Dyer Family Happenings

A.K.A. Mommy needs a place to write!

I’m not a fighter — February 23, 2016

I’m not a fighter

I’m not. I absolutely despise it. I will if I’m pushed to, but I try like hell to avoid it. I’m too emotional, I get mad, I cry then I’m pissed that I’m crying and I get mad at myself. It’s just ugly. It takes me an exceptional amount of time to be able to separate my emotional self from my “business mind” self. And unfortunately I have to talk or write out my emotions. I apologize if you end up one of the people I ramble to.

I’m trying to navigate a world I’m still very new to. Special Education. With Leo things were pretty clear, our path to where we are now was up hills, down valleys, around corners and through some pretty big traffic jams, but we are right where we need to be, entering mainstream school in the fall. Max is a big ball of I don’t even know.

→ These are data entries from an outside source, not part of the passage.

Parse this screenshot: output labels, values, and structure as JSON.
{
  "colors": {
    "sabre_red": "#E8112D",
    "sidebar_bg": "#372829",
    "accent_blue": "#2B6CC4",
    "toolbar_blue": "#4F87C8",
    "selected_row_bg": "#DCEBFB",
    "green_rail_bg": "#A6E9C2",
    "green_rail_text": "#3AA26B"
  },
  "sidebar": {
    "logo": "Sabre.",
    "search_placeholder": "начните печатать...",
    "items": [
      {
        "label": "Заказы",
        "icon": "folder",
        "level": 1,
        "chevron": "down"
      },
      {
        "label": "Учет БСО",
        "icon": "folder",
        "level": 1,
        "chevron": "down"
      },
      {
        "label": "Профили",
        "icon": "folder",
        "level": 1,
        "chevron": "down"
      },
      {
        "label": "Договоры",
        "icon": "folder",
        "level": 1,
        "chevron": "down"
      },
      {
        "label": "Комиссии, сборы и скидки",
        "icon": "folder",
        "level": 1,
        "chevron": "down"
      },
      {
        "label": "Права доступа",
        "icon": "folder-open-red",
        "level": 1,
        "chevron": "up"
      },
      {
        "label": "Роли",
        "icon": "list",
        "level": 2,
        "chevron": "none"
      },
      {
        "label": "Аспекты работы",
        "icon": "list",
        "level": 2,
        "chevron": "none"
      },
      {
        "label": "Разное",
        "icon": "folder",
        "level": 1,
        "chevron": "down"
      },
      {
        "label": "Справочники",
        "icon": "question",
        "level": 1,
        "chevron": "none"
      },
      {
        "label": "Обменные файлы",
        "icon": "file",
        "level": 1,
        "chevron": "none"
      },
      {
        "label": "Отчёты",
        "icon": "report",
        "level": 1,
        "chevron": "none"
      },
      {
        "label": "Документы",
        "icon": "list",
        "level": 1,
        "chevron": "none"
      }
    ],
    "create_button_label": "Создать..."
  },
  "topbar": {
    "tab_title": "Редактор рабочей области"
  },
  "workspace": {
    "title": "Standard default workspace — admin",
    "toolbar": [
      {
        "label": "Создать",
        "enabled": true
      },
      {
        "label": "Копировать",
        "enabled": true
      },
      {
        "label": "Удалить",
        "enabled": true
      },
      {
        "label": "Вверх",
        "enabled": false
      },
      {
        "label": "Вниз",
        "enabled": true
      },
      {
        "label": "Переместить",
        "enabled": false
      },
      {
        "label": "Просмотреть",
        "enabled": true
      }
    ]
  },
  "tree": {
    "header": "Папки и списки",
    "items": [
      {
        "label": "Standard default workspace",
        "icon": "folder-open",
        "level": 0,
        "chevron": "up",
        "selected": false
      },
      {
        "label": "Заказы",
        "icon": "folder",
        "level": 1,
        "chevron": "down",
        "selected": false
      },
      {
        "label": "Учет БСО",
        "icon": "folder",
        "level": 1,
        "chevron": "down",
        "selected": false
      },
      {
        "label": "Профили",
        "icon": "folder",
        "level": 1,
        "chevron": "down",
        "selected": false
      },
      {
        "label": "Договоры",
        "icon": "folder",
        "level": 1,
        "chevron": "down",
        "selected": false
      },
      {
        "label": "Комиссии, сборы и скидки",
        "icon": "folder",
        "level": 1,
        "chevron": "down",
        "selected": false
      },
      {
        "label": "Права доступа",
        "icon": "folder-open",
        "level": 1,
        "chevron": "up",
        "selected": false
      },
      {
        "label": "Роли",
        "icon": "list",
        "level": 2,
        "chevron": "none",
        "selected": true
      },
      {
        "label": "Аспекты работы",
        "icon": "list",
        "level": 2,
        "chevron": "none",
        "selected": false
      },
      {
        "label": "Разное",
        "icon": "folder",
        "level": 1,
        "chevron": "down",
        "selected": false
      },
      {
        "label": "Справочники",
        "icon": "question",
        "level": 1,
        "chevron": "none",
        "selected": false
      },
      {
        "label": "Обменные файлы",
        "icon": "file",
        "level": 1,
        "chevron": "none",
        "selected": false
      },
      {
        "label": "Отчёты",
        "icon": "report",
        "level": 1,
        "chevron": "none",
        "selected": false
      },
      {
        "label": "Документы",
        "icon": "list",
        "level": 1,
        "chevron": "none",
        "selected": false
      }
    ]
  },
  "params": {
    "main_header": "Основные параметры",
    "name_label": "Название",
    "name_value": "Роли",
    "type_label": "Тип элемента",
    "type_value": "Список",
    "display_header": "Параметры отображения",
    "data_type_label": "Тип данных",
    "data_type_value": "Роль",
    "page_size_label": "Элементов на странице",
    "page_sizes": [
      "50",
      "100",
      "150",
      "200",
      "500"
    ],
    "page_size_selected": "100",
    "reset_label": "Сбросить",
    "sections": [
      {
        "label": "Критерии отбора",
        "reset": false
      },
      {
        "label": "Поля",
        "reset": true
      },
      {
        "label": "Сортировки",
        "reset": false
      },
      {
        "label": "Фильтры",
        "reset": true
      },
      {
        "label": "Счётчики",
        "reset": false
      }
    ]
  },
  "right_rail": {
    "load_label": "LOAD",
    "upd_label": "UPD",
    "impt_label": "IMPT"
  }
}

Socially he’s reserved at first but when he warms up its on. Outside of that he has so many things that put him on the autism spectrum. Sensory issues, lack of speech, major out busts, spins himself in circles, doesn’t sleep, balance and spatial awareness issues. But he was not diagnosed as on spectrum. I don’t understand. Are social quirks and lack of eye contact that heavily weighed in an evaluation? Are all of the other issues, including slow processing and the inability to form a sentence of even 2 intelligible words not factors? I am so lost.

Do I want to have another child with a diagnosis? If it will help both he and myself then yes. If it will help explain why he screams and won’t wear clothes, why he shakes and looks like hes being stabbed with needles when you put a tshirt- with no tag on it on his body. Why he is having night terrors that last 20-60 minutes and there is nothing to be done. Why he walks around with his hands in fists and asking him to open them throws off all of his balance. Why he can dribble a soccer ball across my back yard but can’t get into the car without running face first into the door every day.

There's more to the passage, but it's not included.